Preparation may be as simple as clearing a space on your desk or as complex as getting an office/computer system set up ready for the task. Even if it is as simple as clearing a space on a desk, it is still worth confirming that you are prepared – after all you may have left your cup of coffee just out of arms reach.
Tip 2 – The more complex or disorganised the task, the more preparation required
This may sound like a very simple statement, but if you do not do this up front then there is a good chance that you will encounter problems later when you realise that something was overlooked which could result in a lot of rework if it requires a redesign.
Take a quick look at the overall objective and you should be able to get an idea of the extent of preparation you are going to require. If the task has a lot of complexity to it or is very disorganised, then you may need to prepare for doing the preparation… such as switching off the phone and locking the door so you are not disturbed – or getting that cup of coffee within arms reach.
Tip 3 – If the task has multiple items, you may need more than one preparation strategy
If your task has more than one type of item to be organised then it will be easier to split up the preparation method according to the task requirements.
Imagination example: If you are a writer you may need to update the overall history, add in some new items, as well as rewrite one of the chapters. This may require finding the current history (from an archive?), preparing for a new item to be added (blank page?), and finding the chapter you are going to rewrite (from current article?)
Real world example: if you want an inventory of the furniture in an office as well as redesign the layout in one area, you may need to design a spreadsheet suitable to record the furniture as well drawing a plan of the area you want to rearrange (and cutting out little shapes of furniture to go with it if you want to).

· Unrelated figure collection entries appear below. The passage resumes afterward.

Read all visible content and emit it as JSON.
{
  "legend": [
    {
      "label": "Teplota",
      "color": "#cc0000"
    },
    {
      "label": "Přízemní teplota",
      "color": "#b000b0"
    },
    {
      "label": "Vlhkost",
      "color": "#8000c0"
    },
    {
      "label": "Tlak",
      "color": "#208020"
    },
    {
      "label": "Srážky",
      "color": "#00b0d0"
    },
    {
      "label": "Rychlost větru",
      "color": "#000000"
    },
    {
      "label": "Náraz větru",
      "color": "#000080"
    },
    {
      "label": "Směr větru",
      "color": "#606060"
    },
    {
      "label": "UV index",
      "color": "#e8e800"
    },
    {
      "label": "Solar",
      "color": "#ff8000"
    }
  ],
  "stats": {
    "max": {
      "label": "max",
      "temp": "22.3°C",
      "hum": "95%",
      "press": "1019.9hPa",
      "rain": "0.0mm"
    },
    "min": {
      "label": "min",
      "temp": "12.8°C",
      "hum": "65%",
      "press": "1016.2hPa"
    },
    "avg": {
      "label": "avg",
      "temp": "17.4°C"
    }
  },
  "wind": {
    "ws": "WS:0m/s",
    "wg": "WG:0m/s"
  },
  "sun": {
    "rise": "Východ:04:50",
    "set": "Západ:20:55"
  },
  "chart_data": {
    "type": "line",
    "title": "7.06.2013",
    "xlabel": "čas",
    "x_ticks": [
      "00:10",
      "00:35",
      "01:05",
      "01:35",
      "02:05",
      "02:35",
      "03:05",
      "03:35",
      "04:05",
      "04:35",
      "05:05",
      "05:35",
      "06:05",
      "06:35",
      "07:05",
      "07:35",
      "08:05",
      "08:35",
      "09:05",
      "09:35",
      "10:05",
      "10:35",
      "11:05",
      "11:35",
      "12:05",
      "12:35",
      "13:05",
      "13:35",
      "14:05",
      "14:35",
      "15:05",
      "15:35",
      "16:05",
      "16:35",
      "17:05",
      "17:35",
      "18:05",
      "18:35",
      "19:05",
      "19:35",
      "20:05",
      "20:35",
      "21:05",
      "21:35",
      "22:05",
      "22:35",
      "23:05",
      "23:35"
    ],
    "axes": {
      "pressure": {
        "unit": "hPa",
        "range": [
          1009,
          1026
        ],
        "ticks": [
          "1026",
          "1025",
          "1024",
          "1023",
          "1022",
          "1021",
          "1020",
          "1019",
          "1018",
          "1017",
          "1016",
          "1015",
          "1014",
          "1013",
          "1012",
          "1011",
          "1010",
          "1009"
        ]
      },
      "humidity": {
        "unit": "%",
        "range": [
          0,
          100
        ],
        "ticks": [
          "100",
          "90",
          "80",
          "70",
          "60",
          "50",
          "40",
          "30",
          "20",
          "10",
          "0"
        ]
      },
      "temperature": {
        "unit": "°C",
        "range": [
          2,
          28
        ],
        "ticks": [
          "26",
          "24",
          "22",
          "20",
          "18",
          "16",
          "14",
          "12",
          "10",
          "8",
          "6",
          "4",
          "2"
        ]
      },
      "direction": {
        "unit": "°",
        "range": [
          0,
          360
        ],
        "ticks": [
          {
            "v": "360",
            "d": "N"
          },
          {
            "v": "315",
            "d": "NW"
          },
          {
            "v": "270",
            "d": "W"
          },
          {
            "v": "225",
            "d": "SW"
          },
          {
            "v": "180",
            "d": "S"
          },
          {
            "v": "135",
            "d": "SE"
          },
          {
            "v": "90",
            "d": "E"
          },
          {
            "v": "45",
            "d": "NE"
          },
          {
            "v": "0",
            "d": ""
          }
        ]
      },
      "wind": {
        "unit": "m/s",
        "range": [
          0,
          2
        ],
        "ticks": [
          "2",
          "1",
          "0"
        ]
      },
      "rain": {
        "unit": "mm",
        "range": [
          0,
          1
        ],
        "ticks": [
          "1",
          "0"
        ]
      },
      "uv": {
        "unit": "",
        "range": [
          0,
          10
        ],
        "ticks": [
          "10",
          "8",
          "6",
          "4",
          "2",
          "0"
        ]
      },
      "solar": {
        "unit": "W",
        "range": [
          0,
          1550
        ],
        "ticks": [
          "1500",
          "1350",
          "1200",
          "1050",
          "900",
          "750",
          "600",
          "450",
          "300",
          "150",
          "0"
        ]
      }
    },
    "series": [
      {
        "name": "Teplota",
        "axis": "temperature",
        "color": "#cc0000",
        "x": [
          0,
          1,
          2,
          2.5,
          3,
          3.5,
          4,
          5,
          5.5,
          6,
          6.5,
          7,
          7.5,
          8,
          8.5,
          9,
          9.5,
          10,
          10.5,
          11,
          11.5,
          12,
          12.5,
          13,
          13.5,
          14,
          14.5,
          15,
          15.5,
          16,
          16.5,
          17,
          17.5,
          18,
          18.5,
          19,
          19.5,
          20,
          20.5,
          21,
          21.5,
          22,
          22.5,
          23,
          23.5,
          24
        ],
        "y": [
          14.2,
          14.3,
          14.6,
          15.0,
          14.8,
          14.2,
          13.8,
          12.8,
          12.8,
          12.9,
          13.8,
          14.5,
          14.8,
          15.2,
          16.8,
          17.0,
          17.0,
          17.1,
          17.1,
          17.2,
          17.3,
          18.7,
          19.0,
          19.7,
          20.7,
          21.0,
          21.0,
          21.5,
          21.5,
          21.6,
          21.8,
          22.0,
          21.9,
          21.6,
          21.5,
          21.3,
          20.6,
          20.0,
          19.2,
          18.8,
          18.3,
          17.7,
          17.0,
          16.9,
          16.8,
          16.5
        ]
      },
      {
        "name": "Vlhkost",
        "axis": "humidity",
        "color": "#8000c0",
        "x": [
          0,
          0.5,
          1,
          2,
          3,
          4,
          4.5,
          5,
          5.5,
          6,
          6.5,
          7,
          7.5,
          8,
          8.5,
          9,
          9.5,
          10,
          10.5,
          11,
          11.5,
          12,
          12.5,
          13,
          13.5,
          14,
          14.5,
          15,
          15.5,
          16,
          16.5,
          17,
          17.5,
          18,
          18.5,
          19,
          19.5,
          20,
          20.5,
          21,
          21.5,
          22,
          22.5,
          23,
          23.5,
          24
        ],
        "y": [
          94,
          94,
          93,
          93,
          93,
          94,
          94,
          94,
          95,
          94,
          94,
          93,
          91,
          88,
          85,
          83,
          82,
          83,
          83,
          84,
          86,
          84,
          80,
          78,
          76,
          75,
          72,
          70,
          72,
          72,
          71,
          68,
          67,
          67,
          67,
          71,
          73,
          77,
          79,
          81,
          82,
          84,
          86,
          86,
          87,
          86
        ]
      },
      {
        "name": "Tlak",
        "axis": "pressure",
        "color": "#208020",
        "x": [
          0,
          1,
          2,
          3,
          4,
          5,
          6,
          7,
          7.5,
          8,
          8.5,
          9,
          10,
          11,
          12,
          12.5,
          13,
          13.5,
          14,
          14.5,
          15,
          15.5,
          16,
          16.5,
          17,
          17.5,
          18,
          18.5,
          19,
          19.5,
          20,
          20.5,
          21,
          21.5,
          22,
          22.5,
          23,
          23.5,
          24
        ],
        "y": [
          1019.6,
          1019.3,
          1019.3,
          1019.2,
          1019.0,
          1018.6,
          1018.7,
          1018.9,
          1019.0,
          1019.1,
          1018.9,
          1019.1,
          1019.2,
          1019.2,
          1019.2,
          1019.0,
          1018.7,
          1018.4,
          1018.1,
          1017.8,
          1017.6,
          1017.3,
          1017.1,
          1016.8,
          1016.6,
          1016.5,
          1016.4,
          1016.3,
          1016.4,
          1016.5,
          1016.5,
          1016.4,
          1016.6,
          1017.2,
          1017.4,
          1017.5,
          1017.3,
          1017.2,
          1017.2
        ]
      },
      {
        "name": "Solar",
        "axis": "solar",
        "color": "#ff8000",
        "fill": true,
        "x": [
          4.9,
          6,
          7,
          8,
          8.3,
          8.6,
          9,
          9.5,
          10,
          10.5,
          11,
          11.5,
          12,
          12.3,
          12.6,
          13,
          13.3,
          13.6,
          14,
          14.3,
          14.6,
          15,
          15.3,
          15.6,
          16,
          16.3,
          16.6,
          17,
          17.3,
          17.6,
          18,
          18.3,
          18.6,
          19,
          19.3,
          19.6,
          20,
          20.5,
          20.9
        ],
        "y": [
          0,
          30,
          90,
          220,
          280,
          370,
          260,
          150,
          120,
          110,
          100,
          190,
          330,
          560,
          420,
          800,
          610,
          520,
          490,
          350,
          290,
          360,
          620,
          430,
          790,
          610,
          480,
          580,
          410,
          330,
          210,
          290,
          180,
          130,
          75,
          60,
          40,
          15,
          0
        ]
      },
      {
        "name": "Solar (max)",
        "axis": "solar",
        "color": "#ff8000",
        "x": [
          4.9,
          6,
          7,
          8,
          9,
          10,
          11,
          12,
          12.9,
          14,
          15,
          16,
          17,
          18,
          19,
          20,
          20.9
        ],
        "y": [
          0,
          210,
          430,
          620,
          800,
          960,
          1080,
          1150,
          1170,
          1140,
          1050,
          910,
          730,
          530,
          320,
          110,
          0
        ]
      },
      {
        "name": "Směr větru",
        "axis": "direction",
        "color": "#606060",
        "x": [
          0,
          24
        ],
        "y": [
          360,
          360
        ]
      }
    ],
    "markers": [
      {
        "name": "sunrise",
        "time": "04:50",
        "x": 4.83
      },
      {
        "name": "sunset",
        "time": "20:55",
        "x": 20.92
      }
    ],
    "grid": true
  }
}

Tip 4 – Make a note of the current set up before you begin reorganising it
This is especially important for any large reorganisation requirements. It may be a good idea to take a note of what you have and how it is currently all arranged before you start changing anything. This way you will have a record of how everything was before the reorganisation started, allowing you to return to it for referencing and tracking the changes you have made – very useful if something goes wrong and you need to restart!